Okay, so that didn't work how I thought it would. So to try and fix the "shallow" feeling, I switched to keeping to one thing that piqued my interest that week. This style for the emails felt a lot better—it felt "right". I found that I was naturally defaulting to exploring how seemingly disparate things were connected by cataloging my personal experience with the art I consume (which I rather enjoyed.) The issue though was trying to do it on a weekly schedule, which didn't fix the "shallow" problem.
For one,
It's difficult to "force" those sorts of moments to then become nucleation points to expand upon. I was always on the lookout, thinking of what the next newsletter topic would be, that I could hardly enjoy the topic I was currently working on.
And two,
I ran into the same lack-of-time factor I experienced with the weekly list style of newsletter. Some of the posts required me to listen to several albums or podcasts and others would have required me to read full books or watch movies which I couldn't reasonably figure out how to do on a weekly deadline on top of my day job, working on The Compendium, maintaining my journaling and Morning Pages habit, among other projects and life happenings.
It felt unsustainable and I was burning out FAST. It all became too much in late August while on a trip to Minneapolis to see P.O.S.—his first show in a number of years, in his hometown no less. Here’s the full set, he even gave me a shoutout at 11:11 for flying in from Denver just for the show.
While there, instead of enjoying the city, all I could think about was the work I wasn't doing, either on The Compendium or on the newsletter. The last night there, the thoughts led me to a failed attempt at sleep, which ultimately found me posted up in front of a closed Caribou Coffee in Minneapolis-St. Paul International Airport around 2 am, writing, trying to make sense of whatever I was feeling. I wrote, and I wrote, and then I wrote some more, thinking it would be a great topic for that coming week’s newsletter.
But in the following days, the draft kept growing, and growing, and growing, and I couldn't figure out how to edit it down into something I could send out that Friday. Come Thursday evening and I still wasn't finished, I decided that I needed to miss a week and that I needed a break. I still have the draft but haven't tried to go through it since, about 3800 words of something I've yet to figure out. Maybe one of these days I'll get around to finishing it.
So, what's next?
This leads me to my plans for 1kcrane.com moving forward:
I really enjoyed going as deep as I did on one subject, so that's the direction I'm going—not necessarily Compendium scale projects all the time, spending hundreds of hours per post is also unsustainable for its own reasons. I'll continue writing similar types of posts as I was, though now I can go deeper with the extra time. Also, expect more deep-dive styles of posts.

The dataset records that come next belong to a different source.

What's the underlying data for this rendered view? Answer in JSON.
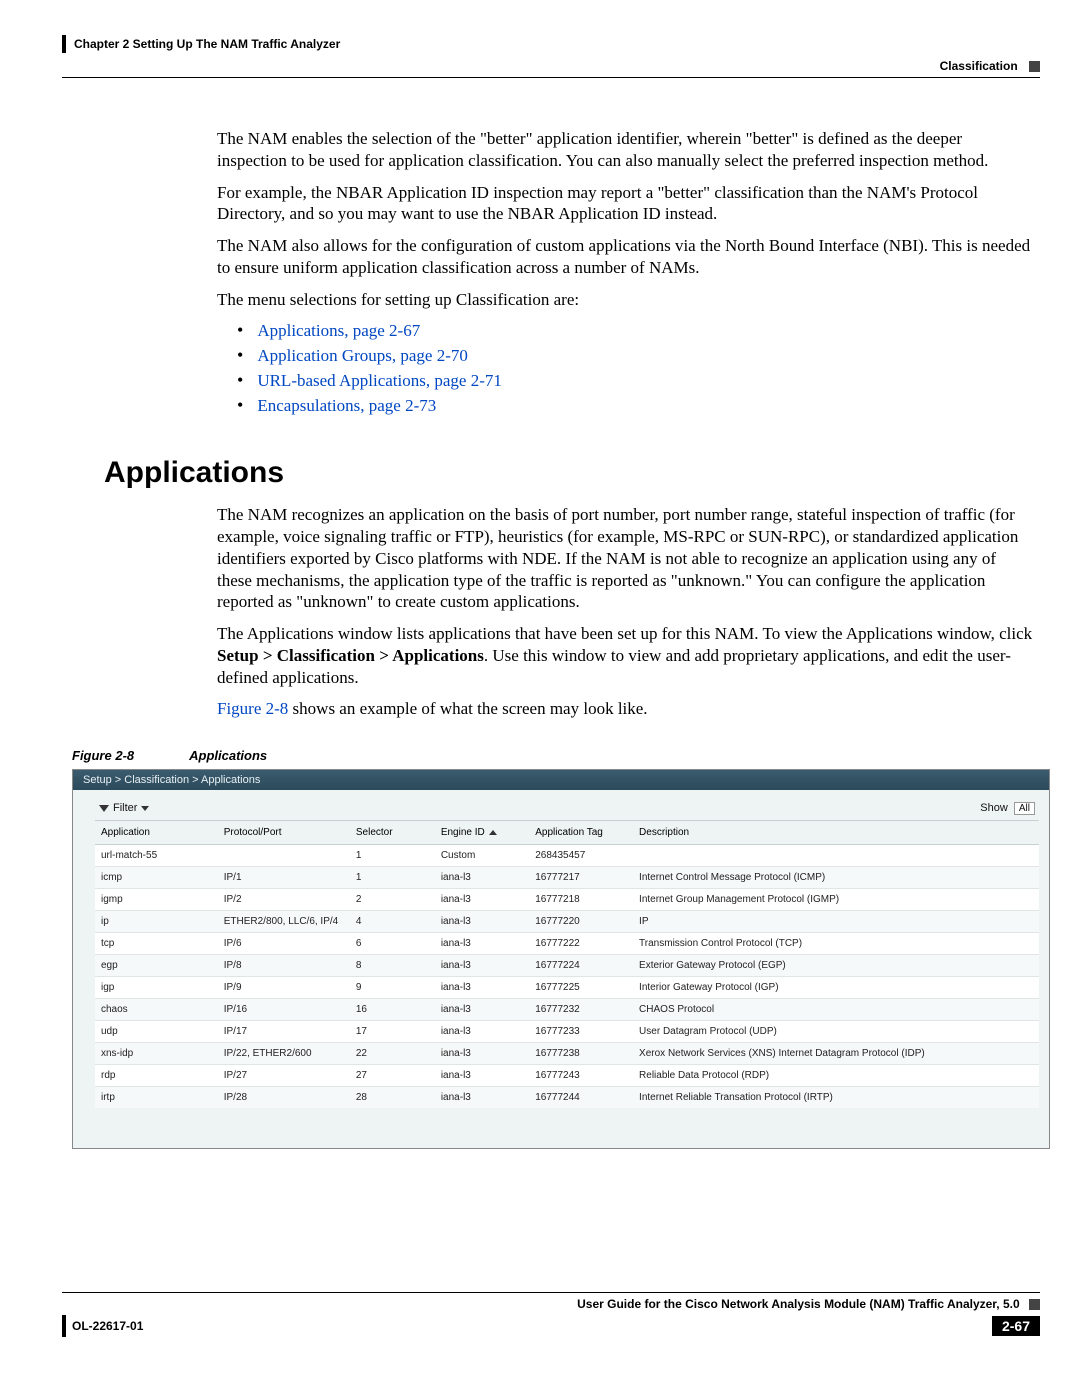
{
  "header": {
    "chapter": "Chapter 2      Setting Up The NAM Traffic Analyzer",
    "section": "Classification"
  },
  "intro": {
    "p1": "The NAM enables the selection of the \"better\" application identifier, wherein \"better\" is defined as the deeper inspection to be used for application classification. You can also manually select the preferred inspection method.",
    "p2": "For example, the NBAR Application ID inspection may report a \"better\" classification than the NAM's Protocol Directory, and so you may want to use the NBAR Application ID instead.",
    "p3": "The NAM also allows for the configuration of custom applications via the North Bound Interface (NBI). This is needed to ensure uniform application classification across a number of NAMs.",
    "p4": "The menu selections for setting up Classification are:"
  },
  "links": [
    "Applications, page 2-67",
    "Application Groups, page 2-70",
    "URL-based Applications, page 2-71",
    "Encapsulations, page 2-73"
  ],
  "heading": "Applications",
  "apps": {
    "p1": "The NAM recognizes an application on the basis of port number, port number range, stateful inspection of traffic (for example, voice signaling traffic or FTP), heuristics (for example, MS-RPC or SUN-RPC), or standardized application identifiers exported by Cisco platforms with NDE. If the NAM is not able to recognize an application using any of these mechanisms, the application type of the traffic is reported as \"unknown.\" You can configure the application reported as \"unknown\" to create custom applications.",
    "p2a": "The Applications window lists applications that have been set up for this NAM. To view the Applications window, click ",
    "p2bold": "Setup > Classification > Applications",
    "p2b": ". Use this window to view and add proprietary applications, and edit the user-defined applications.",
    "p3a": "Figure 2-8",
    "p3b": " shows an example of what the screen may look like."
  },
  "figcaption": {
    "num": "Figure 2-8",
    "title": "Applications"
  },
  "screenshot": {
    "breadcrumb": "Setup > Classification > Applications",
    "filter_label": "Filter",
    "show_label": "Show",
    "show_value": "All",
    "headers": [
      "Application",
      "Protocol/Port",
      "Selector",
      "Engine ID",
      "Application Tag",
      "Description"
    ],
    "rows": [
      {
        "app": "url-match-55",
        "proto": "",
        "sel": "1",
        "eng": "Custom",
        "tag": "268435457",
        "desc": ""
      },
      {
        "app": "icmp",
        "proto": "IP/1",
        "sel": "1",
        "eng": "iana-l3",
        "tag": "16777217",
        "desc": "Internet Control Message Protocol (ICMP)"
      },
      {
        "app": "igmp",
        "proto": "IP/2",
        "sel": "2",
        "eng": "iana-l3",
        "tag": "16777218",
        "desc": "Internet Group Management Protocol (IGMP)"
      },
      {
        "app": "ip",
        "proto": "ETHER2/800, LLC/6, IP/4",
        "sel": "4",
        "eng": "iana-l3",
        "tag": "16777220",
        "desc": "IP"
      },
      {
        "app": "tcp",
        "proto": "IP/6",
        "sel": "6",
        "eng": "iana-l3",
        "tag": "16777222",
        "desc": "Transmission Control Protocol (TCP)"
      },
      {
        "app": "egp",
        "proto": "IP/8",
        "sel": "8",
        "eng": "iana-l3",
        "tag": "16777224",
        "desc": "Exterior Gateway Protocol (EGP)"
      },
      {
        "app": "igp",
        "proto": "IP/9",
        "sel": "9",
        "eng": "iana-l3",
        "tag": "16777225",
        "desc": "Interior Gateway Protocol (IGP)"
      },
      {
        "app": "chaos",
        "proto": "IP/16",
        "sel": "16",
        "eng": "iana-l3",
        "tag": "16777232",
        "desc": "CHAOS Protocol"
      },
      {
        "app": "udp",
        "proto": "IP/17",
        "sel": "17",
        "eng": "iana-l3",
        "tag": "16777233",
        "desc": "User Datagram Protocol (UDP)"
      },
      {
        "app": "xns-idp",
        "proto": "IP/22, ETHER2/600",
        "sel": "22",
        "eng": "iana-l3",
        "tag": "16777238",
        "desc": "Xerox Network Services (XNS) Internet Datagram Protocol (IDP)"
      },
      {
        "app": "rdp",
        "proto": "IP/27",
        "sel": "27",
        "eng": "iana-l3",
        "tag": "16777243",
        "desc": "Reliable Data Protocol (RDP)"
      },
      {
        "app": "irtp",
        "proto": "IP/28",
        "sel": "28",
        "eng": "iana-l3",
        "tag": "16777244",
        "desc": "Internet Reliable Transation Protocol (IRTP)"
      }
    ]
  },
  "footer": {
    "guide": "User Guide for the Cisco Network Analysis Module (NAM) Traffic Analyzer, 5.0",
    "doc": "OL-22617-01",
    "page": "2-67"
  }
}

No more weekly emails and I'm not committing to any definitive schedule as of right now: no promises of biweekly, monthly, quarterly, etc., though I might try and maintain one for my own sake of finishing work—having no deadlines isn't great for me either because then I never actually finish anything. So expect the emails to appear more sporadically than not for a while.
I'm not 100% sure how it'll look yet, but I don't need to. I'm just grateful to be back to it and to have the opportunity to figure it out.
Thanks y'all for still being here, and Happy belated New Year!